La voz no humana me llegó de lo alto: “¡Agostino, Agostino!” Levanté la cabeza y lo vi. Estaba echado en el tejadillo calentándose al sol. Desde el paseo se avistaba su cabeza y el extremo delantero de las patas, con las garras bien recogidas.

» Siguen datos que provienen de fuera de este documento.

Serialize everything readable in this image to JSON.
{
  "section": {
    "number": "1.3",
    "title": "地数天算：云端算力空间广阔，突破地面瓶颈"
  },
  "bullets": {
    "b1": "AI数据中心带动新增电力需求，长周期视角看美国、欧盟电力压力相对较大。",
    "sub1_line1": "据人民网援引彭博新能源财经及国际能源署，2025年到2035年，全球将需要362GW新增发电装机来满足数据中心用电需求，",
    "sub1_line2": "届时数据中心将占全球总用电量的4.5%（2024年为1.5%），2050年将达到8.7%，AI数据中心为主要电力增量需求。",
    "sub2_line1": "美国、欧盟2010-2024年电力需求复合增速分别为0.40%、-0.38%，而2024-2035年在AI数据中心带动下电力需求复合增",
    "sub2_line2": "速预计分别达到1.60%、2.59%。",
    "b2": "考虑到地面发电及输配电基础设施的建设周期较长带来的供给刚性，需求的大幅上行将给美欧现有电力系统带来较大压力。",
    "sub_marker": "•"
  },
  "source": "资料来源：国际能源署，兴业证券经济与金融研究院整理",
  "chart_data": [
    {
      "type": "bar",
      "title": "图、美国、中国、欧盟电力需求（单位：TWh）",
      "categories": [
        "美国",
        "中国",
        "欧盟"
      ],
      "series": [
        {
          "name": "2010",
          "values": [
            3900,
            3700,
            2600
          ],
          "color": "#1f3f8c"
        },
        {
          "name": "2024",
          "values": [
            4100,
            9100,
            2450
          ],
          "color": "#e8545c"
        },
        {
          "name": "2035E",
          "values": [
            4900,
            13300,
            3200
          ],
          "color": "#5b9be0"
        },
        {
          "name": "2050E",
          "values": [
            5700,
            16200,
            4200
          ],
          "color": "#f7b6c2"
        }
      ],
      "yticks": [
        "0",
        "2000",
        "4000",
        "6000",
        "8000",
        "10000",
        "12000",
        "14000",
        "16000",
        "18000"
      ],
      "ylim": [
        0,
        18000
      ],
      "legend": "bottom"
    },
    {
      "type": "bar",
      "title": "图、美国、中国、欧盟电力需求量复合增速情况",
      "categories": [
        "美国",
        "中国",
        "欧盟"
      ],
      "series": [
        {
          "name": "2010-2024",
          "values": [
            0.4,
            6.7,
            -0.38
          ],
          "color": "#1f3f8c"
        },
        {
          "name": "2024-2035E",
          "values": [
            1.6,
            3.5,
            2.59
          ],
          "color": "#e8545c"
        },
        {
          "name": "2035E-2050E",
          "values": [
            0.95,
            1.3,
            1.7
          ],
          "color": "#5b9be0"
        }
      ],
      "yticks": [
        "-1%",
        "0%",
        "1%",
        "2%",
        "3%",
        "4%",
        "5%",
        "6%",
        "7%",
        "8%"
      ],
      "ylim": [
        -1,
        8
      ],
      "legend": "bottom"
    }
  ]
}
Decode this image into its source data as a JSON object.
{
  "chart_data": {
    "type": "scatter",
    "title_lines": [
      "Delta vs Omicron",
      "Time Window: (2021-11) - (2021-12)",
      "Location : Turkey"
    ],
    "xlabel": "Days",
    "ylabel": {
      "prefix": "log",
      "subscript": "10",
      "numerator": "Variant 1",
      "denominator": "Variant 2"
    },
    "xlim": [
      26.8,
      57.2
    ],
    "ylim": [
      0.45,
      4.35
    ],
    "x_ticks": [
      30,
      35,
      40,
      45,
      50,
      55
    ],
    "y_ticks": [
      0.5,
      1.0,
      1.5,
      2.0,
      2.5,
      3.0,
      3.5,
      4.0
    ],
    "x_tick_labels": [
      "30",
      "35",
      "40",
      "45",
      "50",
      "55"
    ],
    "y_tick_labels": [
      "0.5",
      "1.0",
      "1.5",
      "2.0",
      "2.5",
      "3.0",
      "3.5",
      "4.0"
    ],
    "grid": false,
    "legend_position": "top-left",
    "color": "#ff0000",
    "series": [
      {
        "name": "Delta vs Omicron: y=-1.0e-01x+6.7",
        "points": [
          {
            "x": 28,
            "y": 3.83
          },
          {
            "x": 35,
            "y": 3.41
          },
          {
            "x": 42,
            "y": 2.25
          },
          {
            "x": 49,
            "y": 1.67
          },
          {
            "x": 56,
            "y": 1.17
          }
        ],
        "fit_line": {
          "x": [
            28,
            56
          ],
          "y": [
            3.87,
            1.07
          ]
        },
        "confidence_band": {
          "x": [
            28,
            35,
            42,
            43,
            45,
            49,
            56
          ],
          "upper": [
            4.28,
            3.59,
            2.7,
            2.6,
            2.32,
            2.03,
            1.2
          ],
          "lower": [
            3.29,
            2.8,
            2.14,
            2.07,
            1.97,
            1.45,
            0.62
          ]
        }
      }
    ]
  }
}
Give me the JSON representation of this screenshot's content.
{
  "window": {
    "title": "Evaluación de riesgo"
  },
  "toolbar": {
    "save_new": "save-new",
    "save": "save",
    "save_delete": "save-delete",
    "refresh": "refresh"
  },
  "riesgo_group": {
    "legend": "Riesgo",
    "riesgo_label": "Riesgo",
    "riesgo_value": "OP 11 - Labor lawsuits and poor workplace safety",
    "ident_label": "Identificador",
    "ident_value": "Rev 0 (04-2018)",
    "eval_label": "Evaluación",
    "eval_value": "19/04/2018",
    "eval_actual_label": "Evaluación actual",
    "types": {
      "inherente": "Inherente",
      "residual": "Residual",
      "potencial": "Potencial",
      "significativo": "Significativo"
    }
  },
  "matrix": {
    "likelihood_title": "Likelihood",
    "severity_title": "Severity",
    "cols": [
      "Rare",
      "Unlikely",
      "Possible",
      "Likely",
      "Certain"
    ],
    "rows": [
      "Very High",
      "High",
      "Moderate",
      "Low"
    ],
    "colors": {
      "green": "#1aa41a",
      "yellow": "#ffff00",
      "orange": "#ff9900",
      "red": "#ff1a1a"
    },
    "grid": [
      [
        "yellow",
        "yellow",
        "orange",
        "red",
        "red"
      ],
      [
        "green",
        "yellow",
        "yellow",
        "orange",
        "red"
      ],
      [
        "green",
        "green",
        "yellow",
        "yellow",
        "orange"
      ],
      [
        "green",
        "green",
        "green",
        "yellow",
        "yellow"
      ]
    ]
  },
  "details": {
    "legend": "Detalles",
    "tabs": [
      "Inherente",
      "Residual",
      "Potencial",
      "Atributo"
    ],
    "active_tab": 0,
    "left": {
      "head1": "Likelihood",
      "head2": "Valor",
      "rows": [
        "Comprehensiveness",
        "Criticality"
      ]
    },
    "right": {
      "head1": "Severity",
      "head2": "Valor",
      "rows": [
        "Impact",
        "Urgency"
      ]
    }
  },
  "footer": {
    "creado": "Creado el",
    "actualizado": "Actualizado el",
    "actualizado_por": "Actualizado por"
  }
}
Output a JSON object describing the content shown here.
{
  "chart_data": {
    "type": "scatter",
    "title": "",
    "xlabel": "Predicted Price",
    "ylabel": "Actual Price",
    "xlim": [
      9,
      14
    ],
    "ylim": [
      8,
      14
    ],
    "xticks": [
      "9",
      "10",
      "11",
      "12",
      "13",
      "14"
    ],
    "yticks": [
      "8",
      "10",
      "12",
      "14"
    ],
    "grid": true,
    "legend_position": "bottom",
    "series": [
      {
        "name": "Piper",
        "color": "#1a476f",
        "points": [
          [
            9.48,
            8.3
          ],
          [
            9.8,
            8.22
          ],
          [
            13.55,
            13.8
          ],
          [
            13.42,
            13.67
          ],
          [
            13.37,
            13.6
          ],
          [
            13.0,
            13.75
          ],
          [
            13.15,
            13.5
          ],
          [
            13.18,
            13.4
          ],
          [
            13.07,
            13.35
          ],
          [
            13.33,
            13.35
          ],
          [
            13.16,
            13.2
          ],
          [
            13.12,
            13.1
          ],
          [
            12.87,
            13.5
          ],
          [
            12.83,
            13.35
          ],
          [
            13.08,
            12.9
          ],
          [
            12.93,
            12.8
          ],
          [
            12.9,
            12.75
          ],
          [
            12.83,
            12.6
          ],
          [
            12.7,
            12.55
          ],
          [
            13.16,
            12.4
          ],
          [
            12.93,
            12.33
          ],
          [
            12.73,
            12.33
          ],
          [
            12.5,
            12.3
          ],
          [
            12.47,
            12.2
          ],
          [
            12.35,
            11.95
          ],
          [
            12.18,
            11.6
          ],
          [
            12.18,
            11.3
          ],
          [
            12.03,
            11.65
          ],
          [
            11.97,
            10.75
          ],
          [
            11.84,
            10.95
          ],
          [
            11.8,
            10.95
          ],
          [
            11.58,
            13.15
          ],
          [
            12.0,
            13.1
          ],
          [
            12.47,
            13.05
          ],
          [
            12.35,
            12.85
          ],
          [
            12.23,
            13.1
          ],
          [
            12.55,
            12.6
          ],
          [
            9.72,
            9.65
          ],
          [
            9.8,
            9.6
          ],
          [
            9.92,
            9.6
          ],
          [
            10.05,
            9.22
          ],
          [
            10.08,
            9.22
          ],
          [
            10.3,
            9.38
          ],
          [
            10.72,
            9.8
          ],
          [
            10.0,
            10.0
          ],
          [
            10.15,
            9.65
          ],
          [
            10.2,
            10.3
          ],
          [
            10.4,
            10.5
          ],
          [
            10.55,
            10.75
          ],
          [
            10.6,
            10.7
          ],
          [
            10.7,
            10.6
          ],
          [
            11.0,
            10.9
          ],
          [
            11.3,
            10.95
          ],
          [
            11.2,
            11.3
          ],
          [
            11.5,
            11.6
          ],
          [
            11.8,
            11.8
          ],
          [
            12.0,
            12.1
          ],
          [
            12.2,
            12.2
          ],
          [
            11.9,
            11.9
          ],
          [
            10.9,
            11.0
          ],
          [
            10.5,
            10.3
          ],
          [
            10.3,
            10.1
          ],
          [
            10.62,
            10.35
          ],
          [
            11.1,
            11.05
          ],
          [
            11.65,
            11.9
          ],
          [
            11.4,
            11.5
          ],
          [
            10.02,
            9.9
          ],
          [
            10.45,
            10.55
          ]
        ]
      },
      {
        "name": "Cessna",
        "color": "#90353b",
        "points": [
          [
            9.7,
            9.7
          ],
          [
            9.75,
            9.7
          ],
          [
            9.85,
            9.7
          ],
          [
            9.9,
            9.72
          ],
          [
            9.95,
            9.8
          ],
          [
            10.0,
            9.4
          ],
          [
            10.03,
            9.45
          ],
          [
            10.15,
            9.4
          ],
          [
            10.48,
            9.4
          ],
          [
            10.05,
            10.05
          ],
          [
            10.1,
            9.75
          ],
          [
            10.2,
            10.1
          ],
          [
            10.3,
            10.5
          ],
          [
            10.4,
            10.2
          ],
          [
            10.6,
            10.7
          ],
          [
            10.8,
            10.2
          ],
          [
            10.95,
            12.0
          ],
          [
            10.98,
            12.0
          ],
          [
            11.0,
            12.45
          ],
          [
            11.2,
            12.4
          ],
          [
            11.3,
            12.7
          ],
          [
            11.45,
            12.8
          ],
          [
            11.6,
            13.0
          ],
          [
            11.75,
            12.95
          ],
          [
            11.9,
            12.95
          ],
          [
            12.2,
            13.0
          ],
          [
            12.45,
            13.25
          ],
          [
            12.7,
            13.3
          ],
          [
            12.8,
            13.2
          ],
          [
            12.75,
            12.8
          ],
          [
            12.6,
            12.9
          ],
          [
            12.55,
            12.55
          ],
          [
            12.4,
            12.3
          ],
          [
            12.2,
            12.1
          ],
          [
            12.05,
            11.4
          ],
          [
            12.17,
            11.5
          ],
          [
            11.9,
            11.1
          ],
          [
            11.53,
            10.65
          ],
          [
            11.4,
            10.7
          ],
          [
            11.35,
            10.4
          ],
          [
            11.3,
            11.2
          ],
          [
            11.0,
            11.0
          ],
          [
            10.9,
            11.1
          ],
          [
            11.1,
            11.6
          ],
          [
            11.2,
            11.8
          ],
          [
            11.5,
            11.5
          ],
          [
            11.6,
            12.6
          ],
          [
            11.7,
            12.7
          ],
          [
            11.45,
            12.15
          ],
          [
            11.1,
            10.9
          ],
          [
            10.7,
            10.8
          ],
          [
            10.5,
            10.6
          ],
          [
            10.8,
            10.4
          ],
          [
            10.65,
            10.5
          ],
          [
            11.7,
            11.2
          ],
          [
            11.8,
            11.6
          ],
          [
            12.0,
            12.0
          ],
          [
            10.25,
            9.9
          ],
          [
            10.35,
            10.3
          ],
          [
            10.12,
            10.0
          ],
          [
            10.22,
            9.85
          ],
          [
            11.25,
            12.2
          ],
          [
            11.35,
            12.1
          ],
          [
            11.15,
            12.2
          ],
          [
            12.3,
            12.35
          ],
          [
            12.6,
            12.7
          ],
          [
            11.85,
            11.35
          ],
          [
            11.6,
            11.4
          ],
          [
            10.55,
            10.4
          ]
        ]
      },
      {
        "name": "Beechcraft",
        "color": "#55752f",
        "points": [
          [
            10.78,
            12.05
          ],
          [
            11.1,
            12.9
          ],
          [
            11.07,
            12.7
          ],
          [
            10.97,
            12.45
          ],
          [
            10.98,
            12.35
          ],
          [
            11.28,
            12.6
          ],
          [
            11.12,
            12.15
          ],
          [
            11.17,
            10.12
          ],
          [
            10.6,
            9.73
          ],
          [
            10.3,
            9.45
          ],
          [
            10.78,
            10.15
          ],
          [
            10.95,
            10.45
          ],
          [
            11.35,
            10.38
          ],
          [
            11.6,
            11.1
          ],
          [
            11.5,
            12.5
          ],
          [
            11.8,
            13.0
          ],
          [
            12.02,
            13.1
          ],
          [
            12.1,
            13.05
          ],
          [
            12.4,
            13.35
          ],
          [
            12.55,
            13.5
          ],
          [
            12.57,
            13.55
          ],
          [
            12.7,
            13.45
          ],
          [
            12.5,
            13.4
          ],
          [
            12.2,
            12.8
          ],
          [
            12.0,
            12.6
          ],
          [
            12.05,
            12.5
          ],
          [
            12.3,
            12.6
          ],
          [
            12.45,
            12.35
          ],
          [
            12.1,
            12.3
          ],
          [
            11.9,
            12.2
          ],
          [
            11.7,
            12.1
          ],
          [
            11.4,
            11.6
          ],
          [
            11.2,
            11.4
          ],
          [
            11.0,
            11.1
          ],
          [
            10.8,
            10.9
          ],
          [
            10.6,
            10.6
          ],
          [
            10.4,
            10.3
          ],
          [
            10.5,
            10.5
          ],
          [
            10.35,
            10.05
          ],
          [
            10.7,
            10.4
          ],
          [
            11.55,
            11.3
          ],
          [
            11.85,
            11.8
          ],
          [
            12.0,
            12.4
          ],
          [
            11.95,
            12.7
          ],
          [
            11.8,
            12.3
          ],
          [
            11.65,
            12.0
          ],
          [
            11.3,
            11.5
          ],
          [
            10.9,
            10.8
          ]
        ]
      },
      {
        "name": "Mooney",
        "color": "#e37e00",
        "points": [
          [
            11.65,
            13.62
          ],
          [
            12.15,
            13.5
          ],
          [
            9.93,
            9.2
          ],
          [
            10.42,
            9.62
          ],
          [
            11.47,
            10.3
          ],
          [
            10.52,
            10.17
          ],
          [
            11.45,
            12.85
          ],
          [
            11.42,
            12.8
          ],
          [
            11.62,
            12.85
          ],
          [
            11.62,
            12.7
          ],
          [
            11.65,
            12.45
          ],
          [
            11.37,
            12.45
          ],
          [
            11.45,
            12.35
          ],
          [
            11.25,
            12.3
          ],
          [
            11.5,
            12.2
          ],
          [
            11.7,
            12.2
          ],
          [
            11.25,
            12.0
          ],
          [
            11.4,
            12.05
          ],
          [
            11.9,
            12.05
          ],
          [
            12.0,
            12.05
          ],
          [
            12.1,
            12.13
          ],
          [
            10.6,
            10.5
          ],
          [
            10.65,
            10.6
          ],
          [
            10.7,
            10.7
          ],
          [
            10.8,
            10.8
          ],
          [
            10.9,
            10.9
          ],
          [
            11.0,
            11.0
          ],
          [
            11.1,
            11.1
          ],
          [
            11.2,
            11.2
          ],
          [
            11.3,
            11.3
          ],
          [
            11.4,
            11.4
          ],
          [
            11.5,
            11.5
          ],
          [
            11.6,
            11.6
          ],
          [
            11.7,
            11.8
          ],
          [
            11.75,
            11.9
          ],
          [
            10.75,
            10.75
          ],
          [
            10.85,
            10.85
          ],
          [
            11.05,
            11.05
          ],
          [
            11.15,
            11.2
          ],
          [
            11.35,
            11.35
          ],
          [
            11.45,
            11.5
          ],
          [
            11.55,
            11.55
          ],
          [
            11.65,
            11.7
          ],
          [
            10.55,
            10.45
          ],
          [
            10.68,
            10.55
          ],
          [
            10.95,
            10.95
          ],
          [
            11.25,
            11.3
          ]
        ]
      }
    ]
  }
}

—¡Agostino, Agostino! —repitió, y se puso en pie, estirándose y desperezándose, mirándome fijamente:
—¡Soy yo, tu amigo Mario!
Mario Cavalcanti se había matado con su moto hacía menos de un mes. Miré estupefacto al gato romano, lustroso, que se hacía pasar por mi amigo. En la tapia y el paseo del río flotaba la soleada mañana invernal.
—¿Te ha comido la lengua el gato? —bromeó, típico de Mario.
—Quiero prevenirte —prosiguió, cambiando a un tono grave, lacónico. Y arqueó el lomo trazando un rápido garabato con la cola:
—La muerte no existe, muchacho: pero no te hagas ilusiones. ¿Ves aquel perro que está haciendo caca en la farola? ¿Te acuerdas de Enrique Vinuti, el primero de nuestra clase, el preferido de los maestros que nunca fumaba ni se pajeaba y que murió de meningitis?
Miré horrorizado.
—El mismo —maulló—. Estás avisado.
Sin decir más, giró hacia los árboles, dio una voltereta, saltó y desapareció en el tejado.